Como fazer a revolução sem muito esforço

 1/5 hábitos revolucionários que você pode desenvolver

Não é que não queremos, é que não temos muito tempo. Esse é o problema. Queremos a revolução, sonhamos com a felicidade de todos, mas como encaixar esses anseios na nossa vida diária?
Existem os militantes, que são profissionais da revolução e dedicam seu tempo e inteligência à causa política e social, temos os part-timers, aqueles que se dedicam parcialmente participando de protestos e eventos,  e existem nós, os que não tem tempo.
Não se preocupe, se existe motivação, há ação. Só no campo da linguagem, podemos ser revolucionários e mudar as coisas.  Afinal, quem você quer ser?

1 – Escolha bem suas palavras.

É simples: se durante uma conversa você se deparar com alguma palavra, termo ou expressão que possa soar ofensivo (mesmo que você não tenha intenção de ofender  uma pessoa ou grupo, não fale, escolha outra.Responsabilize-se pelas suas escolhas linguísticas. Ouso dizer que existem apenas 3 tipos de problemas na vida: os metafísicos (éticos, amorosos, subjetivos), os pragmáticos (construir uma ponte, consertar uma unha quebrada, encontrar um emprego) e os linguísticos (tudo o que você fala, sobre o que fala, com quem se comunica). Livre-se de um deles.
Sim, suas escolhas linguísticas causam tanto ou mais problemas que um farol quebrado em um dia de chuva ou o seu pagamento em atraso. Claro que não é possível prever o que a outra pessoa vai sentir com as suas palavras, mas fique atento e faça boas escolhas.
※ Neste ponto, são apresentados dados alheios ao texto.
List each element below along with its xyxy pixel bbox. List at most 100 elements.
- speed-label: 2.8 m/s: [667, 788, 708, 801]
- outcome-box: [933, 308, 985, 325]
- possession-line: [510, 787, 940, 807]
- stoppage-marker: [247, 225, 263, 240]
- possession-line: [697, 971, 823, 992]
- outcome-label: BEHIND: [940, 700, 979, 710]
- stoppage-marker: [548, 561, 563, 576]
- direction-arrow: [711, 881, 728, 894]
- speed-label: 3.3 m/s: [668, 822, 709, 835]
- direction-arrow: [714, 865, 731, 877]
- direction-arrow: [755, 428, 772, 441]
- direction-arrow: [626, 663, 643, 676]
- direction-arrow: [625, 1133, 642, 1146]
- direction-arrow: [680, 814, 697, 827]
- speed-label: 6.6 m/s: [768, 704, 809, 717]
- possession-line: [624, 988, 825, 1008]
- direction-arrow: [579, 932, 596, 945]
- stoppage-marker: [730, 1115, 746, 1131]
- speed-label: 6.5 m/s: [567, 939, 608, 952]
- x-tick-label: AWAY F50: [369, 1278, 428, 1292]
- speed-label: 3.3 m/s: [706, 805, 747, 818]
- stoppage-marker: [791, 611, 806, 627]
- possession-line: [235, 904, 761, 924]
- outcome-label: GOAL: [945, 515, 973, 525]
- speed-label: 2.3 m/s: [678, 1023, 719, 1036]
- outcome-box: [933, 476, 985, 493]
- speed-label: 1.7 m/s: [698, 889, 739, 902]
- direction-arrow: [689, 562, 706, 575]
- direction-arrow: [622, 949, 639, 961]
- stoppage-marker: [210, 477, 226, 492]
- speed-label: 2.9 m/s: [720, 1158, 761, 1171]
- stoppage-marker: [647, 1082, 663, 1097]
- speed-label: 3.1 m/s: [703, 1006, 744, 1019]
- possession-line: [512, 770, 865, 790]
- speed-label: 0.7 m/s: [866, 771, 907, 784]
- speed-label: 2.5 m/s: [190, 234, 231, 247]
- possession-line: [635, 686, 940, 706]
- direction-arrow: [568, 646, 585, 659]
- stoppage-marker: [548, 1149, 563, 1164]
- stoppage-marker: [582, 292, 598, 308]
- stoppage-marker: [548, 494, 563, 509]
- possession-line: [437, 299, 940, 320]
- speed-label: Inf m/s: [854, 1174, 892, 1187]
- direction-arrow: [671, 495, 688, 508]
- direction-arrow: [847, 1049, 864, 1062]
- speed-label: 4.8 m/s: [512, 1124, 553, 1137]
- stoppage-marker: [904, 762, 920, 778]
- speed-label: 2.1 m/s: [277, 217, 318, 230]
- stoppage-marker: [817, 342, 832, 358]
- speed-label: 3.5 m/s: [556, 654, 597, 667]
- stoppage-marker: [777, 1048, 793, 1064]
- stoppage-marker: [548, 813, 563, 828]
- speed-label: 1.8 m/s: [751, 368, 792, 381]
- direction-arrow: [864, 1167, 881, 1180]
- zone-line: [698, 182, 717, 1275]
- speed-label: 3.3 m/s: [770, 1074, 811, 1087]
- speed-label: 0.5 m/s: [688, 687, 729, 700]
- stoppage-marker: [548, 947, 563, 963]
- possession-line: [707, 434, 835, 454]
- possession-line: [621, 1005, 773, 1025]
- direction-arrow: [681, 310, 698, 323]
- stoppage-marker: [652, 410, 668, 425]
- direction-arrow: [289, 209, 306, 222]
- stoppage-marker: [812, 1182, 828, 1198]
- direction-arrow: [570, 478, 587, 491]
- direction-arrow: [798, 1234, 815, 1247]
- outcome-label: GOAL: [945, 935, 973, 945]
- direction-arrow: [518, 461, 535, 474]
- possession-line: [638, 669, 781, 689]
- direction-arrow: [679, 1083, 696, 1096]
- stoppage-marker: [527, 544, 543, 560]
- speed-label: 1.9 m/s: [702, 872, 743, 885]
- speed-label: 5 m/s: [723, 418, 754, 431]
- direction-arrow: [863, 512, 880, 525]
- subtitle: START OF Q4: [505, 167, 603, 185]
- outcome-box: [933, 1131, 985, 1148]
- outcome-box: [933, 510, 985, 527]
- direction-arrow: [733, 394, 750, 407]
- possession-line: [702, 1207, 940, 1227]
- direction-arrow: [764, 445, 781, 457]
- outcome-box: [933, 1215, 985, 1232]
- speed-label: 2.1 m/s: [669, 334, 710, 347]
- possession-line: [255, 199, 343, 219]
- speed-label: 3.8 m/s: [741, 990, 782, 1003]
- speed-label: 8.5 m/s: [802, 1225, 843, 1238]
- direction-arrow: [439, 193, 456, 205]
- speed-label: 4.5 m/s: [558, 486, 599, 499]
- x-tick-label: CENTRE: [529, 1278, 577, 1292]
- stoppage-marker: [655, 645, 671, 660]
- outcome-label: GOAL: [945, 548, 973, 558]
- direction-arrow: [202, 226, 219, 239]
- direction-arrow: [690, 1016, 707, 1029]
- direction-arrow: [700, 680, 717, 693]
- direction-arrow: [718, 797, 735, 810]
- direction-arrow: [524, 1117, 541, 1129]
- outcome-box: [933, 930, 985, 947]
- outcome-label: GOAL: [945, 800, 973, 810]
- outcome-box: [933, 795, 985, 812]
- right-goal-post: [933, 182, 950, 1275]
Não chame pretos de morenos! Não! Não faça isso.

Observe que a maioria das vezes que citamos a cor ou algum traço físico de uma pessoa numa frase, a informação não tem valor descritivo e sim moral. É um julgamento, uma determinação somática que vem embutida de preconceitos e esteriótipos. Se você não tiver capacidade intelectual de entender a cor ou a cultura de alguém, simplemente não fale. Dá certo.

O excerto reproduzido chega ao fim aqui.